Neptune-Crypto / neptune-core

anonymous peer-to-peer cash
Apache License 2.0
23 stars 7 forks source link

Evict interior mutability pr #91

Closed dan-da closed 6 months ago

dan-da commented 6 months ago

This PR follows on #89. It completes the refactoring by making all (hopefully) mutating methods take &mut self instead of &self. With this PR in place, I feel we will be in a better place with respect to locking and data-integrity, and reasoning about the code.

So no more calling a method fn do_xyz(&self) and wondering if it will mutate state or not. This makes it very obvious when state is being changed, including on the LevelDB Database directly and on all the twenty_first::storage types, such as DbtVec.

So for example, to modify monitored_utxos, now one must do:

global_state.wallet_state.wallet_db.monitored_utxos_mut().push(utxo);

where in the past one could do:

global_state.wallet_state.wallet_db.monitored_utxos().push(utxo);

As part of this, i moved a couple more things into GlobalState, that seem to fit better there. For example I could not even get WalletState::prune_abandoned_monitored_utxos() to compile (borrow checker complaints) until I moved it.

This depends on changes in twenty_first. Specifically https://github.com/Neptune-Crypto/twenty-first/commit/fac4ead7d0ad0f816064af1948d46689b2430bbf on branch https://github.com/Neptune-Crypto/twenty-first/tree/0_36_backports_mut_self_squashed


How to proceed?

Options would seem to be:

  1. abandon pr 89 and focus on reviewing/merging this PR which includes 89. -- Or --
  2. focus on this after 89 is merged.

I think #2 makes the most sense, because it will be much easier to see the diffs specific to this PR after 89 is merged.

So for this reason, I am just making this a draft PR for now.


Regarding data-integrity, I think it may be useful to distinguish between serialization and atomicity and also touch on transactional.

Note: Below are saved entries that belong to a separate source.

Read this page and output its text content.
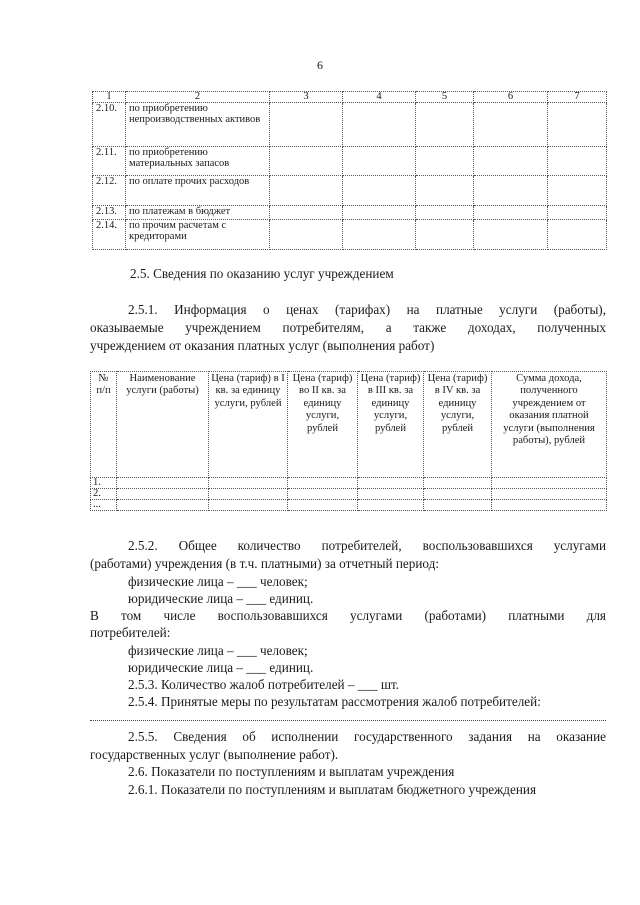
6
1	2	3	4	5	6	7
2.10.	по приобретению непроизводственных активов					
2.11.	по приобретению материальных запасов					
2.12.	по оплате прочих расходов					
2.13.	по платежам в бюджет					
2.14.	по прочим расчетам с кредиторами					
2.5. Сведения по оказанию услуг учреждением
2.5.1. Информация о ценах (тарифах) на платные услуги (работы),
оказываемые учреждением потребителям, а также доходах, полученных
учреждением от оказания платных услуг (выполнения работ)
№ п/п	Наименование услуги (работы)	Цена (тариф) в I кв. за единицу услуги, рублей	Цена (тариф) во II кв. за единицу услуги, рублей	Цена (тариф) в III кв. за единицу услуги, рублей	Цена (тариф) в IV кв. за единицу услуги, рублей	Сумма дохода, полученного учреждением от оказания платной услуги (выполнения работы), рублей
1.						
2.						
...						
2.5.2. Общее количество потребителей, воспользовавшихся услугами
(работами) учреждения (в т.ч. платными) за отчетный период:
физические лица – ___ человек;
юридические лица – ___ единиц.
В том числе воспользовавшихся услугами (работами) платными для
потребителей:
физические лица – ___ человек;
юридические лица – ___ единиц.
2.5.3. Количество жалоб потребителей – ___ шт.
2.5.4. Принятые меры по результатам рассмотрения жалоб потребителей:
2.5.5. Сведения об исполнении государственного задания на оказание
государственных услуг (выполнение работ).
2.6. Показатели по поступлениям и выплатам учреждения
2.6.1. Показатели по поступлениям и выплатам бюджетного учреждения
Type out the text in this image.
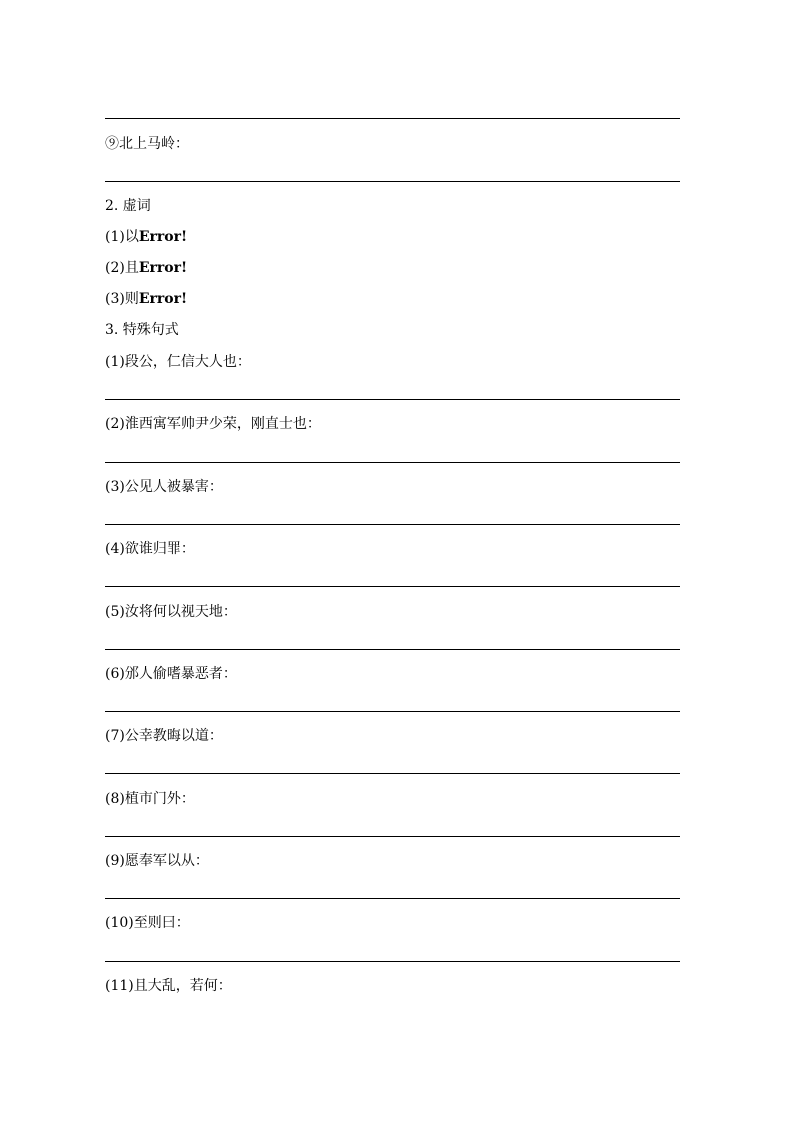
⑨北上马岭：
2. 虚词
(1)以Error!
(2)且Error!
(3)则Error!
3. 特殊句式
(1)段公，仁信大人也：
(2)淮西寓军帅尹少荣，刚直士也：
(3)公见人被暴害：
(4)欲谁归罪：
(5)汝将何以视天地：
(6)邠人偷嗜暴恶者：
(7)公幸教晦以道：
(8)植市门外：
(9)愿奉军以从：
(10)至则曰：
(11)且大乱，若何：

With the GlobalStateLock in place we should have total serialization of our state, meaning that only one thread/task can mutate global state at a time. So for example, when storing a new block we must update blockchain, mutator set, wallet_state, and mempool. If we acquired and released the lock for each one, we would have serialization of the individual updates, but the individual state objects could become out of sync. Instead, we hold the lock over the entire operation, so that no other thread can mutate until we are all done. Everyone must wait their turn. So we can call this entire sequence of state mutations to store a block a serialized transaction, or just transaction. Similar to a SQL multi-statement transaction, eg begin; insert into foo values(1,2,3); insert into bar values ('x', 'y', 'z'); commit;

So far so good, right?

But what about atomicity? Here is where we fall down.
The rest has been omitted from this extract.